Publishing is the process by which content is created by authors on a Web site, and then made available, or published, for readers of the Web site. In some cases, content must be approved through an approval workflow before it gets published. While content creation and approval are tasks performed by information workers, site administrators are responsible for enabling the publishing features for a site collection, in addition to managing the permissions groups used to grant users the permissions necessary for them to perform publishing tasks. For information about planning for Web publishing sites, see the Microsoft Office SharePoint Server Web Publishing and Planning Guide. For information about workflows, see Workflow administration.
Content deployment is the process by which content is copied from one farm or site collection to another through the use of the following:
Content deployment paths, which define the source and destination locations for content.
Content deployment jobs, which specify what content is to be copied along a specified path, and when that copy process takes place.
Farm administrators are responsible for the management of content deployment paths and jobs. For information about planning for content deployment, see Plan content deployment. You can also use the Plan content deployment worksheet to record your content deployment plans.
Important
It is important to note that content deployment is a one-way process: content is copied from a source site collection to a destination site collection. The content deployment feature does not support round-trip synchronization from source to destination and back again. Creating new content or changing existing content on the destination site collection can cause content deployment jobs to fail. Because of this, you should consider restricting permissions on the destination site collection so that users cannot make changes directly to content stored within that site collection.
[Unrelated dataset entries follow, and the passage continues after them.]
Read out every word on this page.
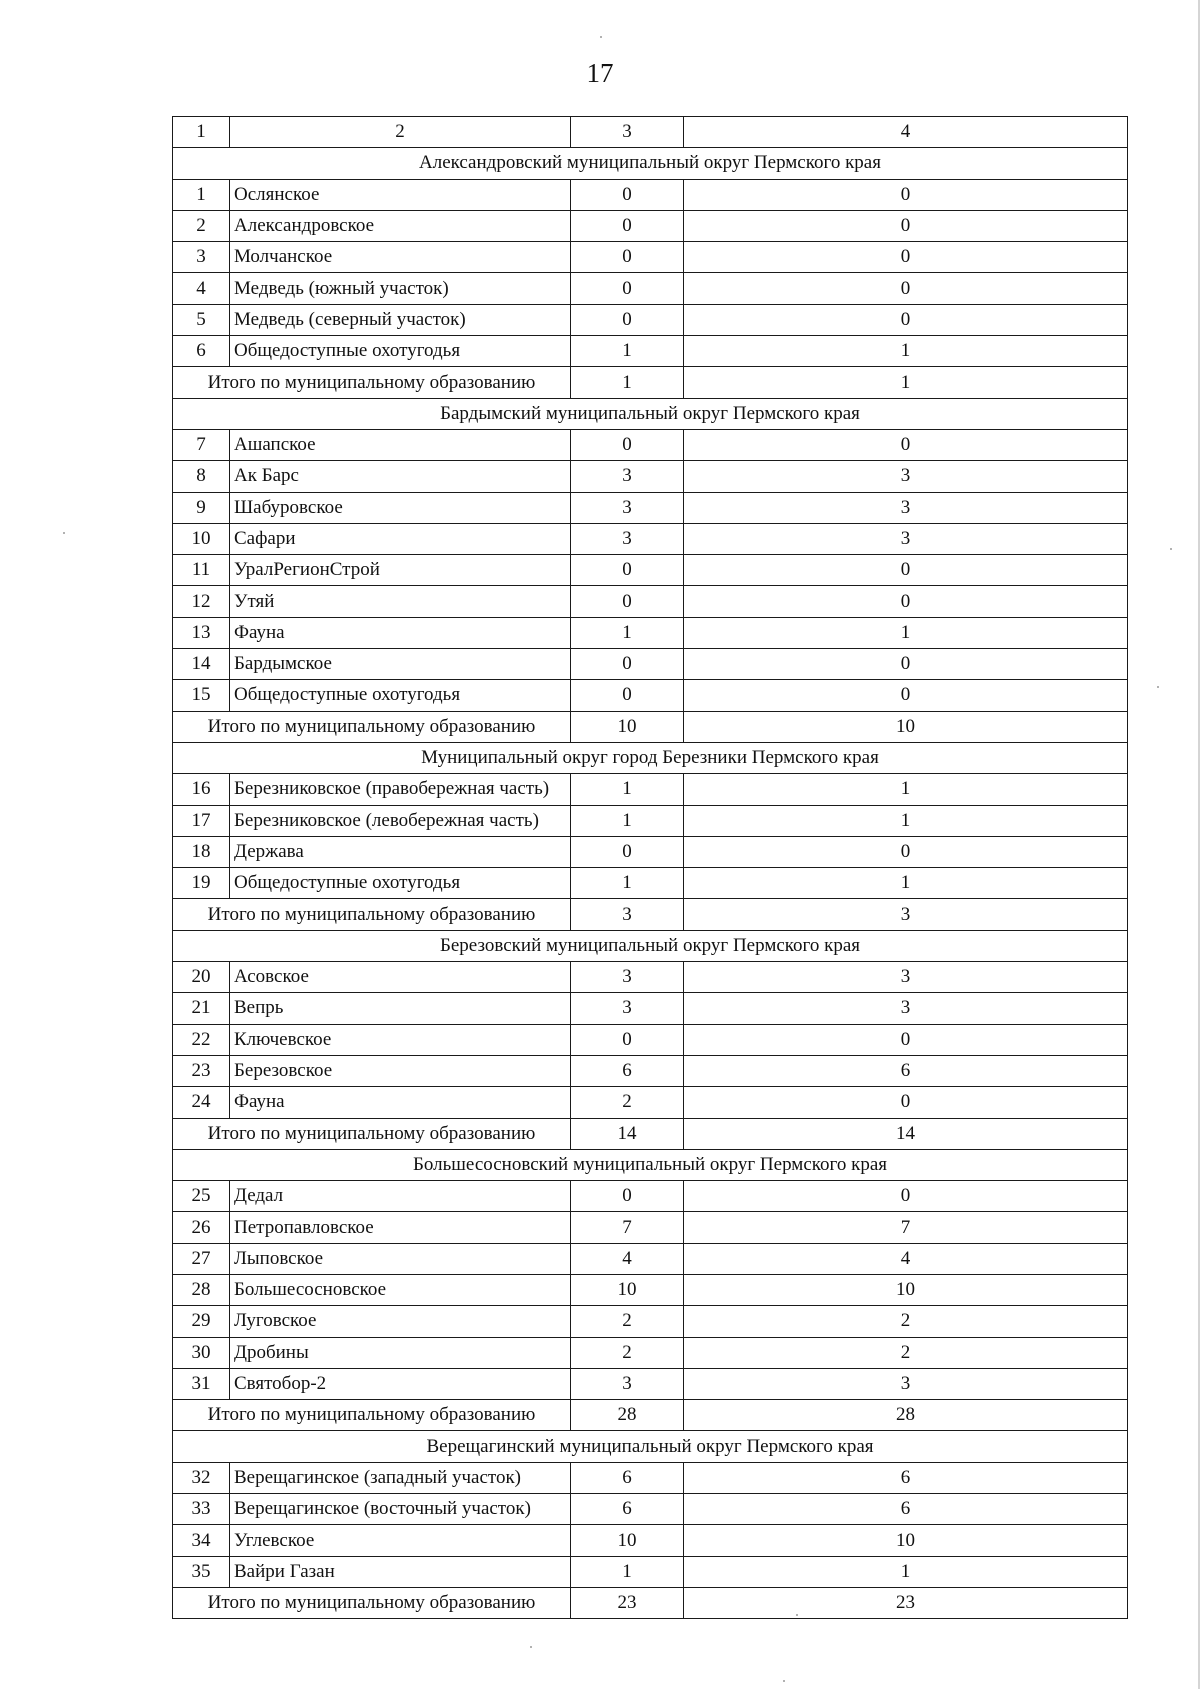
17
1	2	3	4
Александровский муниципальный округ Пермского края			
1	Ослянское	0	0
2	Александровское	0	0
3	Молчанское	0	0
4	Медведь (южный участок)	0	0
5	Медведь (северный участок)	0	0
6	Общедоступные охотугодья	1	1
Итого по муниципальному образованию		1	1
Бардымский муниципальный округ Пермского края			
7	Ашапское	0	0
8	Ак Барс	3	3
9	Шабуровское	3	3
10	Сафари	3	3
11	УралРегионСтрой	0	0
12	Утяй	0	0
13	Фауна	1	1
14	Бардымское	0	0
15	Общедоступные охотугодья	0	0
Итого по муниципальному образованию		10	10
Муниципальный округ город Березники Пермского края			
16	Березниковское (правобережная часть)	1	1
17	Березниковское (левобережная часть)	1	1
18	Держава	0	0
19	Общедоступные охотугодья	1	1
Итого по муниципальному образованию		3	3
Березовский муниципальный округ Пермского края			
20	Асовское	3	3
21	Вепрь	3	3
22	Ключевское	0	0
23	Березовское	6	6
24	Фауна	2	0
Итого по муниципальному образованию		14	14
Большесосновский муниципальный округ Пермского края			
25	Дедал	0	0
26	Петропавловское	7	7
27	Лыповское	4	4
28	Большесосновское	10	10
29	Луговское	2	2
30	Дробины	2	2
31	Святобор-2	3	3
Итого по муниципальному образованию		28	28
Верещагинский муниципальный округ Пермского края			
32	Верещагинское (западный участок)	6	6
33	Верещагинское (восточный участок)	6	6
34	Углевское	10	10
35	Вайри Газан	1	1
Итого по муниципальному образованию		23	23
This section also includes topics on cache settings and profiles, document conversion, and variations.
Caching helps maximize performance for your Web applications and sites. There are three types of caching options available: page output cache, object cache, and disk-based cache. By default, only the object cache is active. Site administrators must activate the other cache options, and configure the cache settings used by the various cache options. Cache profiles are used to store configuration settings for page output caching.
Variations are used to create multiple versions of sites or pages for languages or devices. Site administrators are responsible for configuring variation settings and for creating the variation labels that form the hierarchy of publishing sites and pages.
Office SharePoint Server 2007 includes functionality that enables users to convert documents from one file type to another. Farm administrators enable the document conversion functionality at the Web application level, and configure the document-to-page converters that are available to users.